Zoals bekend voltrekt ook Aristoteles ten opzichte van Plato in zekere zin een omkering. In de Vaticaanse muurschildering van Rafael zien we Plato met een vinger omhoog naar het hemelse wijzen en Aristoteles met vooruitgestoken arm en de handpalm naar beneden de aardse sferen aanduiden. Aansluitend op bovenstaande kunnen we dat verschil beter beschrijven als een omkering tussen vorm en inhoud. Voor Plato had de vorm het ontologische primaat, en van daaruit begreep hij het Zijn als de Idee. Voor Aristoteles is de algemene vorm juist een afgeleide van het specifieke zijnde. De inhoud van elk zijnde, de kern van elk ding, ongeacht welke vorm het aanneemt, noemt hij energeia, wat we als ‘werk’ of ‘werking’ kunnen vertalen, dat wil zeggen, een werkende kracht, het werken van die kracht, iets dat zelf werkend is – niet een tot stand gebracht werk of een of ander effect van iets (ergon betekent ‘werk’ (het etymologisch verband tussen het Nederlands en het Grieks is nog hoorbaar); en-

ergeia is ‘dat wat aan het werk is’). Het Zijn – en dat betekent nog steeds het bestendig

aanwezige – verschijnt voor Aristoteles als energeia.

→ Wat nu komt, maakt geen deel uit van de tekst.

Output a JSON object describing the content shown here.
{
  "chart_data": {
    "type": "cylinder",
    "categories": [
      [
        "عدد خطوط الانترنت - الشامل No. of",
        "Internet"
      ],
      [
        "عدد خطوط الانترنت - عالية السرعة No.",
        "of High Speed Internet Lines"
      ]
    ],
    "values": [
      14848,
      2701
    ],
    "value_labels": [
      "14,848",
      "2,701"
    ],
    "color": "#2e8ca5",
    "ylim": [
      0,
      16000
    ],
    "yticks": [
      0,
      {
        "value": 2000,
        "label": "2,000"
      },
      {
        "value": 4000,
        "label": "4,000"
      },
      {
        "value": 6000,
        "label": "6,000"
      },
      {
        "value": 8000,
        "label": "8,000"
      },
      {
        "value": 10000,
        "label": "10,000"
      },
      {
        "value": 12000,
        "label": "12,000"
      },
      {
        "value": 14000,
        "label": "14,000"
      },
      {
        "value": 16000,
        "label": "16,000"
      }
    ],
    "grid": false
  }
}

De Romeinen gebruikten actualitas als vertaling voor energeia. Daarmee verandert de betekenis van de werking naar die van het tot stand gebrachte werk (actus: werk of daad). De ‘energie’ verandert in ‘werkelijkheid’. De betekenis van ‘werken’ als ‘in aanwezigheid blijven’ of ‘tot aanwezigheid brengen’ verschuift naar ‘maken’, ‘veroorzaken’, ‘bewerken’ en ‘verwerkelijken’. In de middeleeuwen wordt de werkelijkheid als actualitas vervolgens begrepen als het werk van God, als schepping, gemaakt en veroorzaakt door God, de hoogste en bestendigste aanwezigheid. Het begrip van Zijn als ‘maken’ of ‘gemaakt zijn’ lijkt vervolgens onder de oppervlakte te verdwijnen, maar keert aan het einde van de Zijnsgeschiedenis in beslissende zin terug, zoals we zullen zien; men kan zich bijgevolg afvragen of het niet altijd is blijven doorwerken.

We kunnen met een beetje goede wil de culturele weerslag van deze metafysische ontwikkeling herkennen in een vergelijking van wat we als ‘typisch’ Grieks en Romeins kunnen interpreteren – of beter gezegd, we kunnen die culturele geschiedenis metafysisch interpreteren. Het is niet moeilijk de grote rol van de Romeinse notie van ‘werken’ als ‘maken’ en ‘tot stand brengen’ te herkennen in het belang dat werd gehecht aan de uitvoering van grootschalige bouwprojecten en de oprichting van duurzame monumenten tot meerdere eer en glorie van de Eeuwige Stad, de aanleg van een ‘alles tot Rome leidend’ wegennetwerk, de onvermoeibare onderwerping van de omringende volkeren, de stapsgewijze culturele assimilatie en inlijving van de onderworpenen, de romanisering van de bekende wereld, de bouw van vele forten en kampen voor de grensbewaking – kortom, de ‘bestendiging van het Imperium’.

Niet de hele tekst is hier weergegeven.